PostgreSQL has great documentation, and I will give it a serious read one day.

spacemanmatt
Spending a few professional years using/learning PostgreSQL hard have paid off like crazy for me. It's a great server, doing my own devops for it is not much burden, and it doesn't hurt to have it splashed all over my resume.
noir_lord
Book looks interesting but the reviews are a bit of a mixed bag mostly about copy editing, has that been your experience?
dewey
So far I didn't notice anything.
Ididntdothis
I think it’s not only the procedural vs declarative difference but also just the plain syntax. To me SQL is just hard on the eyes. It feels a little like FORTRAN in the good old days.
misterdoubt
Well it doesn't help that people continue using ALL CAPS for SQL keywords as a preferred style. In this century.
timrichard
Over the years, I must have annoyed various DBAs by saying "Is that a query, or a ransom note?"
_jal
I so very wish this convention would die.
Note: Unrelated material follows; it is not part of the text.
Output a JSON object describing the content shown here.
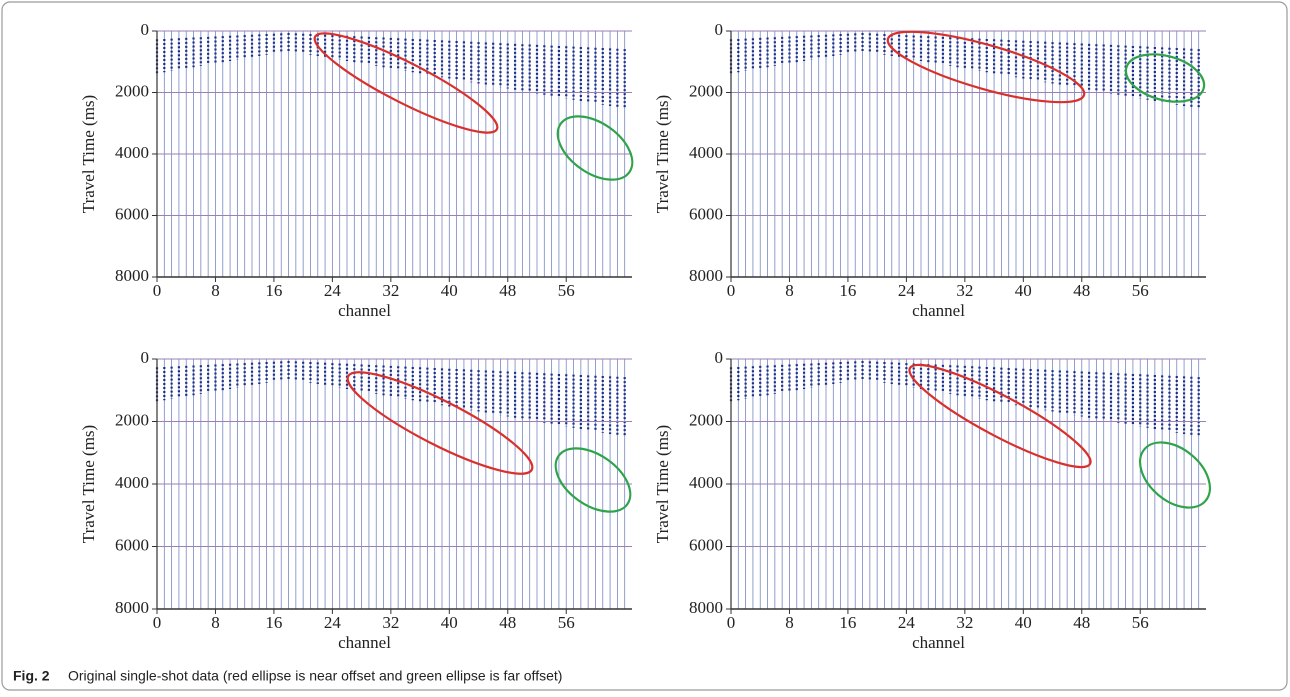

Also, leading a new line with the comma.

tmd83
I actually like them both a lot for someone who is a developer who has spend hours fixing/optimizing large queries. As someone mentioned in another comment good syntax highlighting is often not available for sql (if any) so having the keywords separated is very helpful. When fixing and improving things I mostly care about 10% of the query, the JOINS and WHERE clause and CAPS keyword make those much easier to grasp. And the comma at the line start is very helpful (even though it looks odd for me) when you are adding/removing columns and sections on the fly. If the comma is at the start of the line you can simply comment, if it's at line end you need to edit two lines when removing a particular line from the query.
zo1
I find that it helps differentiate the different components of the query. Same way we use all-caps for constants, etc. If it's lower-case, or camel-case, then it just sort of "melts" into the rest of the query.
pletnes
Not with syntax highlighting.
tux1968
Could just make the syntax highlighter force the letters to lowercase as well if the caps are bothersome.
preommr
The tooling around sql is pretty awful. I was looking for a vscode plugin to get some syntax highlighting and linting for postgres yesterday, and just gave up. There are plenty of administrative tools that help with connecting to dbs and showing the results in a nice table, but nothing that really helps with writing it (or at least nothing of high quality that I could find).
dewey
https://www.jetbrains.com/datagrip/ and Postico are pretty great for PG I think. I'm using them every day and having the option to attach DataGrip to a directory of queries in your code and directly executing them from there with set variables is pretty sweet.

It's helping you write queries by auto formatting and good auto completion.

icebraining
Also nice for differentiating it from the rest of non-SQL code.
This book can help with getting into the right mindset: https://www.amazon.com/Joe-Celkos-Thinking-Sets-Management/d...
I really like Joe Celko. "Thinking in Sets" opened my mind up quite a bit.